Plant Microbe Interactions Series - Part 2

Keynotes from Katherine Denby and Sharon Zytynska

14 October 2020 3pm – 5pm BST + Add to calendar

Plant microbe series

Join us for one or both parts of this two part webinar series on Plant-Microbe Interactions.  

Brief overview of programme and event

Plants interact in a variety of ways with microorganisms, whether through symbiotic associations leading to environmentally specific fitness benefits or biotic insults orchestrated by pathogens. Plants have evolved a myriad of complex and highly coordinated mechanisms to deal with such interactions, which will be the focal point of the 2020 Plant-Microbe Interactions meeting.

This event will take a comprehensive view of the multi-disciplinary field of plant-microbe interactions, to demonstrate how it offers solutions to fundamental questions in biology and provides potential applications in agriculture, biotechnology, and conservation.

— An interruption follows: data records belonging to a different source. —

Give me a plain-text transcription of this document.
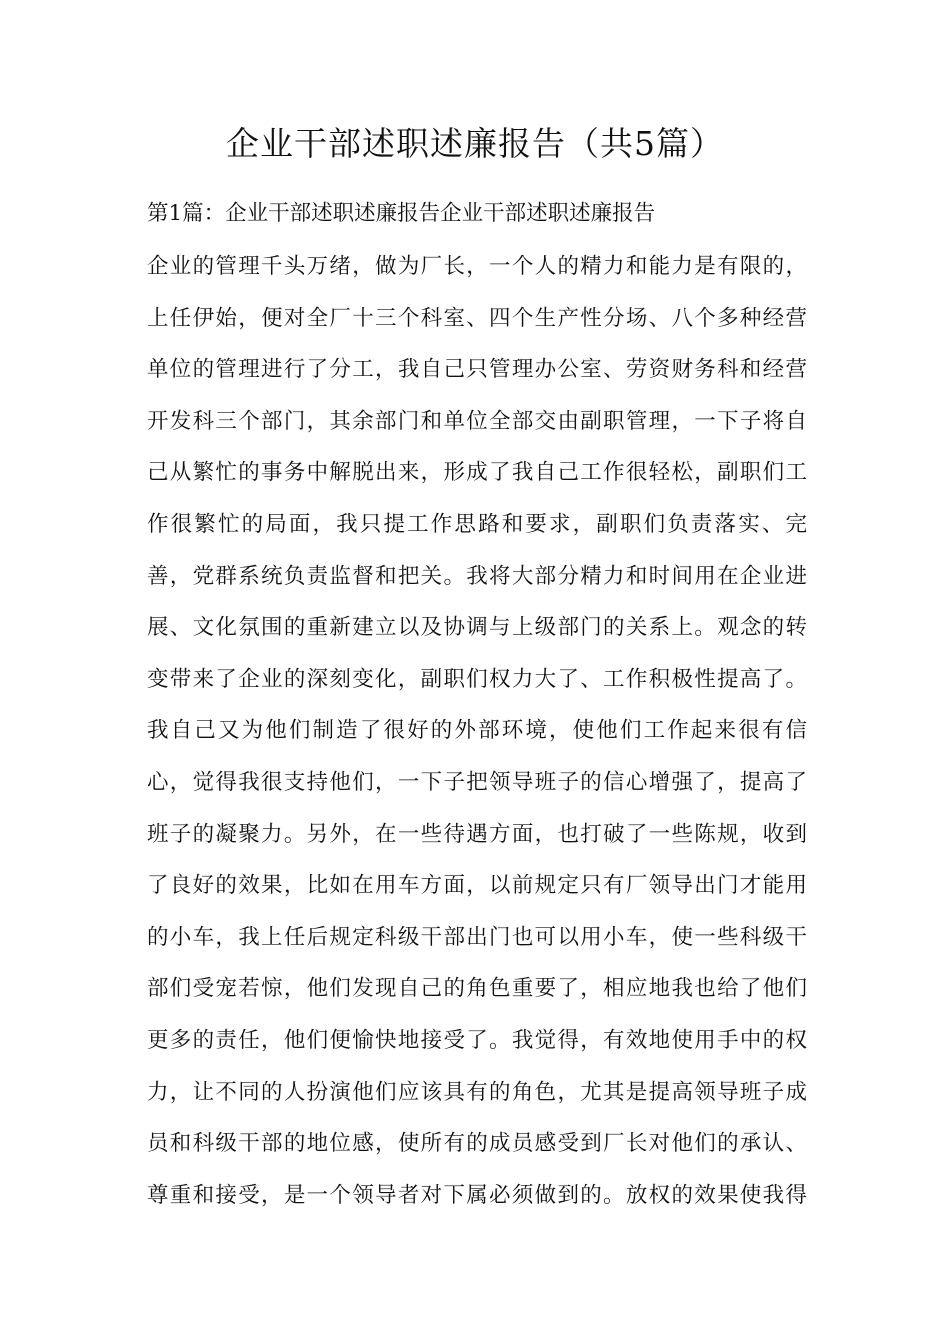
企业干部述职述廉报告（共5篇）
第1篇：企业干部述职述廉报告企业干部述职述廉报告
企业的管理千头万绪，做为厂长，一个人的精力和能力是有限的，
上任伊始，便对全厂十三个科室、四个生产性分场、八个多种经营
单位的管理进行了分工，我自己只管理办公室、劳资财务科和经营
开发科三个部门，其余部门和单位全部交由副职管理，一下子将自
己从繁忙的事务中解脱出来，形成了我自己工作很轻松，副职们工
作很繁忙的局面，我只提工作思路和要求，副职们负责落实、完
善，党群系统负责监督和把关。我将大部分精力和时间用在企业进
展、文化氛围的重新建立以及协调与上级部门的关系上。观念的转
变带来了企业的深刻变化，副职们权力大了、工作积极性提高了。
我自己又为他们制造了很好的外部环境，使他们工作起来很有信
心，觉得我很支持他们，一下子把领导班子的信心增强了，提高了
班子的凝聚力。另外，在一些待遇方面，也打破了一些陈规，收到
了良好的效果，比如在用车方面，以前规定只有厂领导出门才能用
的小车，我上任后规定科级干部出门也可以用小车，使一些科级干
部们受宠若惊，他们发现自己的角色重要了，相应地我也给了他们
更多的责任，他们便愉快地接受了。我觉得，有效地使用手中的权
力，让不同的人扮演他们应该具有的角色，尤其是提高领导班子成
员和科级干部的地位感，使所有的成员感受到厂长对他们的承认、
尊重和接受，是一个领导者对下属必须做到的。放权的效果使我得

Who will the event be of interest to?

This two part series will be of interest to microbiologists and plant-scientists addressing questions relating to the plant microbiome, co-evolution, or the improvement of plant traits through microbial-mediated means, in either an academic or industrial setting.

Dates

Part 1 - 7 October 2020, 15:00-16:45

Part 2 - 14 October 2020, 15:00-16:45

Programme - Part 2, 14 October

15:00-15:05 – Introduction, Jake Bell - Royal Holloway, University of London

15:05-15:40 – A systems approach to disease resistance against necrotrophic fungal pathogens - Katherine Denby, University of York 

15:40-16:15 – Microbe-mediated plant growth promotion and pest suppression in a cereal crop system - Sharon Zytynska, University of Liverpool

16:15-16:45 – Networking

Registration

This booking is for Part 2 on 14 October only, please book Part 1 taking place on 7 October separately. 

Speaker Abstracts

Katherine Denby, University of York - A systems approach to disease resistance against necrotrophic fungal pathogens

Plant responses to biotic stress involve large-scale transcriptional reprogramming. We elucidated gene regulatory networks underlying these transcriptional responses to pathogen infection using a combination of experimental and computational/mathematical tools. We generated high-resolution time series expression data from lettuce leaves following infection with two fungal pathogens, Botrytis cinerea and Sclerotinia sclerotiorum. We applied a time series-based network analysis gene discovery strategy to predict lettuce genes conferring disease resistance against these fungal pathogens and combined this with quantitative genetics, and analysis of natural variation in defence transcriptomes,  to speed up the discovery of genes underlying disease resistance traits. Our dual RNAseq data enabled us to capture temporal transcriptome changes in both host and pathogen to probe the molecular basis of plant-pathogen interaction and also predict key regulators of virulence in the pathogens.

Sharon Zytynska, University of Liverpool - Microbe-mediated plant growth promotion and pest suppression in a cereal crop system 

Climate change is altering the dynamics of crop pests and diseases resulting in reduced crop yields. Using beneficial soil bacterial to increase crop health is a quickly developing area in sustainable agriculture, but it is unknown if climate change or interactions with other species could alter their effect. I will present results showing that the rhizobacterium Acidovorax radicis N35 can increase barley (Hordeum vulgare) plant growth while simultaneously suppressing aphid (Sitobion avenae) populations. The results further showed that the strength of effect was greatest in a high-stress elevated O3 environment, but reduced effects under elevated CO2. Earthworms promoted both plant and insect growth, but inoculation with A. radicis N35 alleviated some of the earthworm-mediated increase in pest abundance, particularly in the ambient environment. The consistency of these beneficial effects highlights the potential of exploiting local species interactions for predicting and mitigating climate change effects in managed systems.